Date: 17 January 2020 Tags: Reports & Indices

Issue

Economic shocks emerging from rising sea levels pose a long-term risk to the sovereign credit ratings of dozens of countries that have large areas at risk of submersion, including Vietnam, Egypt, Suriname, and the Bahamas, Moody’s said.

 

Background

Climate science suggests that sea levels will continue to rise for decades, contributing to increasingly frequent natural disasters such as storm surges, floods, and cyclones.

 

Details

  • The economic and social repercussions of lost income, damage to assets, a loss of life, health issues and forced migration from the sudden events related to sea-level rise are immediate.

  • Farming, tourism, and trade are all threatened by rising sea levels, especially in countries with a large proportion of land and people at risk of submersion, including island states like the Philippines, Fiji and the Maldives.

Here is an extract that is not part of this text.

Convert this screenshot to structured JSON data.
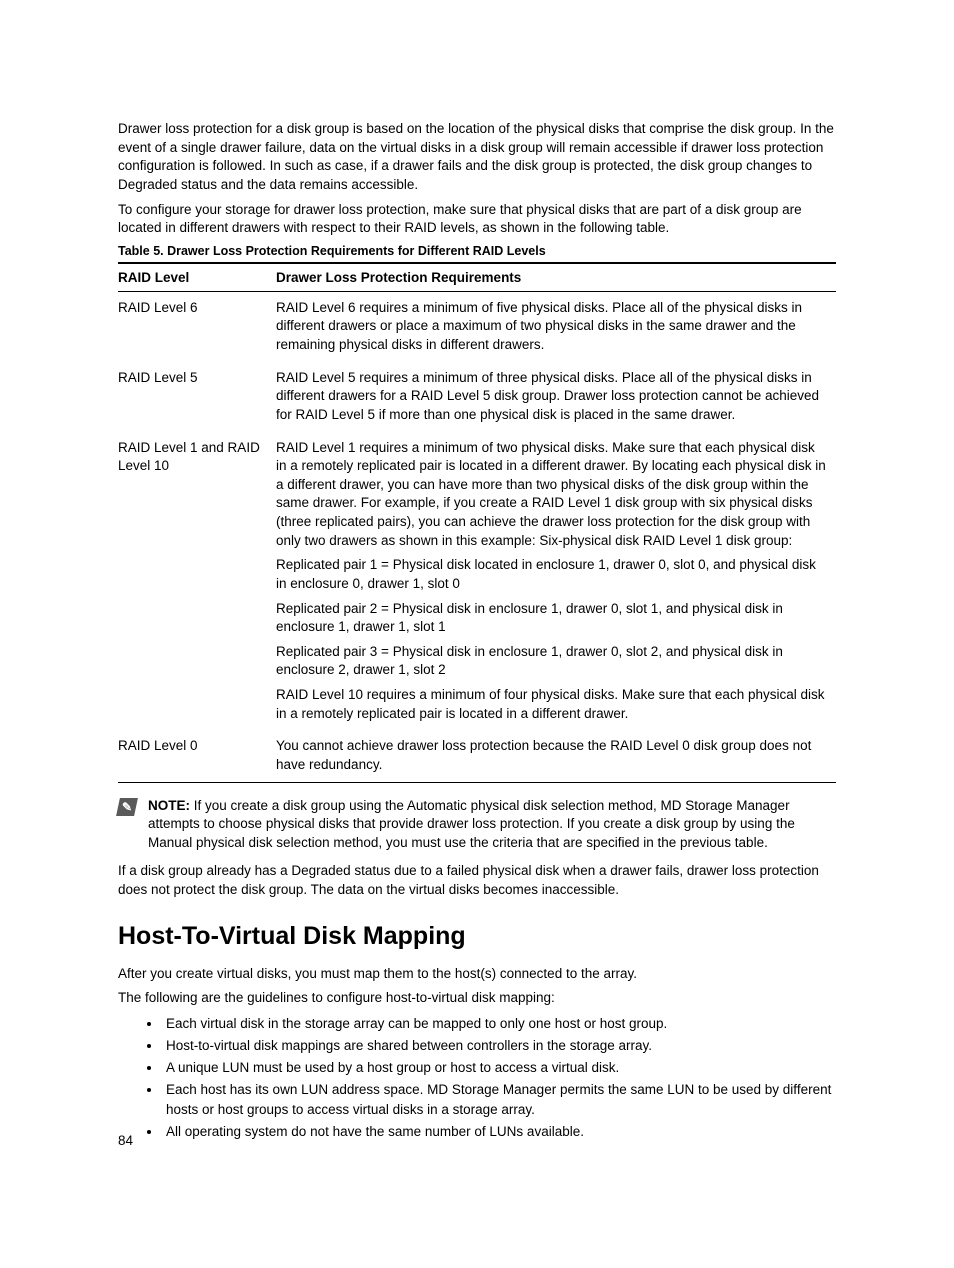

  • While high-income economies, such as Japan and the Netherlands, are also exposed, they have countermeasures in place that mean their credit ratings are unlikely to be materially impacted.

  • Moody’s said, the largest populations exposed are in Asia, including Bangladesh (Ba3 stable), China (A1 stable), Indonesia (Baa2 stable), and India (Baa2 negative).

  • The credit implications are wide-ranging, including economic and social repercussions of lost income, damage to assets, loss of life, health issues and forced migration from the sudden events related to sea level rise are immediate.

  • The extent of risk will be determined by the pace of increase in the frequency and severity of natural disasters related to sea level rise, which is currently highly uncertain.